Lebensstil Christsein

In seinem abschließenden Impulsvortrag über die Zukunft der Religion und die neue Frage nach Gott kam Röser ausführlich auf den „Lebensstil Christsein“ zur Sprache, indem er fragend feststellte: „Sind es womöglich doch die Christen, die die Kraft haben, im Widerspruch gegen die neuheidnische Selbstverwirklichungskultur und deren Anspruchsdenken die Gesellschaft aus der „Egoismusfalle“ zu befreien?“ Bezüglich der vielerorts konstatierten Glaubenskrise unserer Zeit gab Röser zu bedenken, ob Theologie und Lehramt vielleicht „zu viel“ über Gott wissen. Im Rückgriff auf Traditionen der „negativen Theologie“ müssten die Christen eine feine Empfindsamkeit dafür entwickeln, „dass Gott eben nicht ist, wie wir meinen, dass er sei.“ Eine Rückkehr zu religiöser und theologischer Bescheidenheit sei angesagt.
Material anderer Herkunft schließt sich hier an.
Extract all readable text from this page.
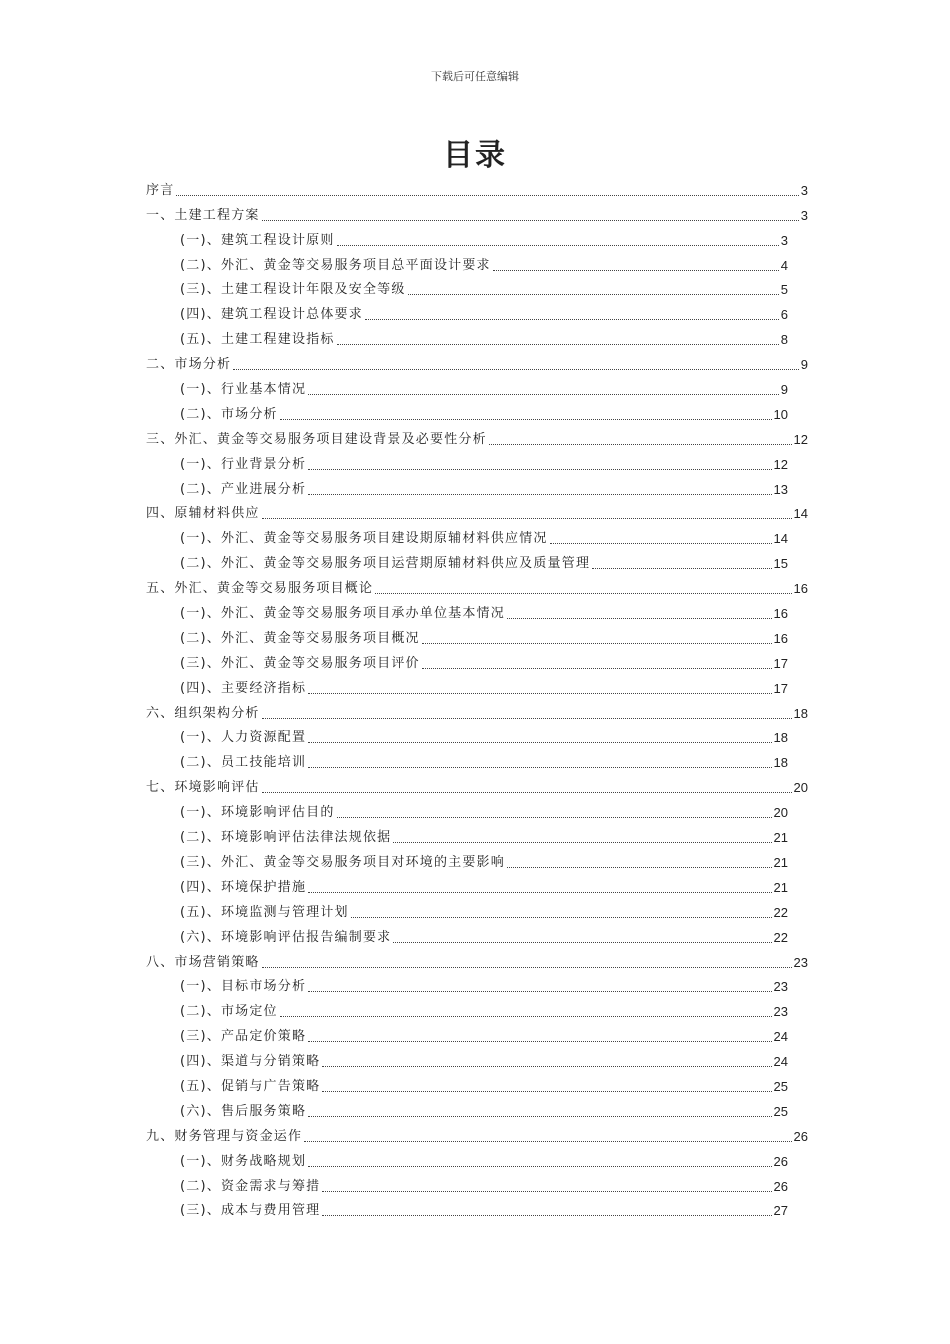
下载后可任意编辑
目录
序言	3
一、土建工程方案	3
(一)、建筑工程设计原则	3
(二)、外汇、黄金等交易服务项目总平面设计要求	4
(三)、土建工程设计年限及安全等级	5
(四)、建筑工程设计总体要求	6
(五)、土建工程建设指标	8
二、市场分析	9
(一)、行业基本情况	9
(二)、市场分析	10
三、外汇、黄金等交易服务项目建设背景及必要性分析	12
(一)、行业背景分析	12
(二)、产业进展分析	13
四、原辅材料供应	14
(一)、外汇、黄金等交易服务项目建设期原辅材料供应情况	14
(二)、外汇、黄金等交易服务项目运营期原辅材料供应及质量管理	15
五、外汇、黄金等交易服务项目概论	16
(一)、外汇、黄金等交易服务项目承办单位基本情况	16
(二)、外汇、黄金等交易服务项目概况	16
(三)、外汇、黄金等交易服务项目评价	17
(四)、主要经济指标	17
六、组织架构分析	18
(一)、人力资源配置	18
(二)、员工技能培训	18
七、环境影响评估	20
(一)、环境影响评估目的	20
(二)、环境影响评估法律法规依据	21
(三)、外汇、黄金等交易服务项目对环境的主要影响	21
(四)、环境保护措施	21
(五)、环境监测与管理计划	22
(六)、环境影响评估报告编制要求	22
八、市场营销策略	23
(一)、目标市场分析	23
(二)、市场定位	23
(三)、产品定价策略	24
(四)、渠道与分销策略	24
(五)、促销与广告策略	25
(六)、售后服务策略	25
九、财务管理与资金运作	26
(一)、财务战略规划	26
(二)、资金需求与筹措	26
(三)、成本与费用管理	27
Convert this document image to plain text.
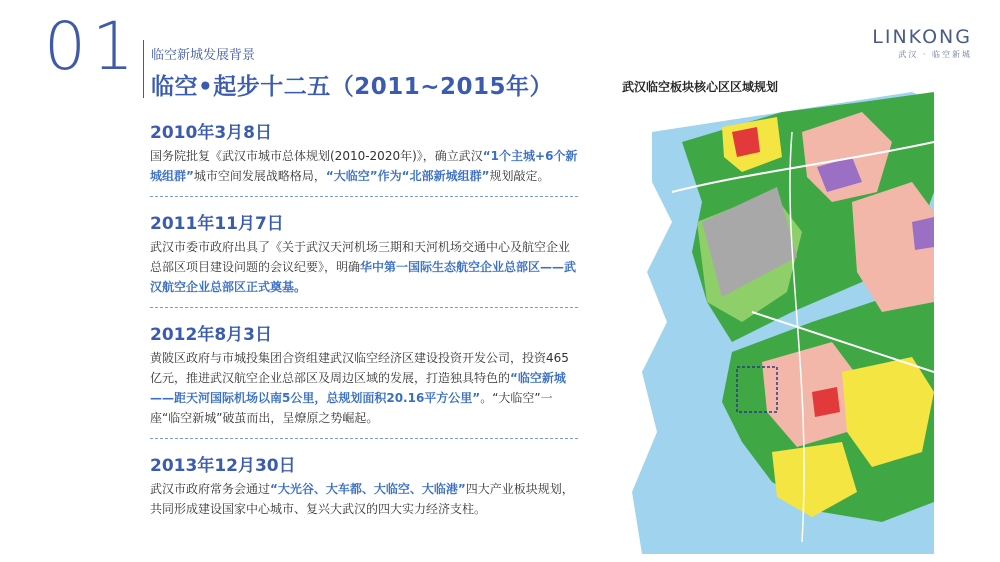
01 临空新城发展背景
临空•起步十二五（2011~2015年）
LINKONG
武汉 · 临空新城
2010年3月8日
国务院批复《武汉市城市总体规划(2010-2020年)》，确立武汉“1个主城+6个新城组群”城市空间发展战略格局，“大临空”作为“北部新城组群”规划敲定。
2011年11月7日
武汉市委市政府出具了《关于武汉天河机场三期和天河机场交通中心及航空企业总部区项目建设问题的会议纪要》，明确华中第一国际生态航空企业总部区——武汉航空企业总部区正式奠基。
2012年8月3日
黄陂区政府与市城投集团合资组建武汉临空经济区建设投资开发公司，投资465亿元，推进武汉航空企业总部区及周边区域的发展，打造独具特色的“临空新城——距天河国际机场以南5公里，总规划面积20.16平方公里”。“大临空”一座“临空新城”破茧而出，呈燎原之势崛起。
2013年12月30日
武汉市政府常务会通过“大光谷、大车都、大临空、大临港”四大产业板块规划，共同形成建设国家中心城市、复兴大武汉的四大实力经济支柱。
武汉临空板块核心区区域规划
Alltägliche Grenzerfahrungen

Auch Koreferenten kamen zu Wort: Hochschulpfarrer Hans Peter Premur sprach über die Herausforderungen im Umgang mit Fremden, und der Villacher Krankenhausseelsorger Marjan Schuster brachte seine Grenzerfahrungen zum Thema Lebensanfang bzw. Lebensende in das Plenum ein. Der von Bischofsvikar Olaf Colerus-Geldern initiierte Studientag soll im kommenden Jahr eine Fortsetzung finden.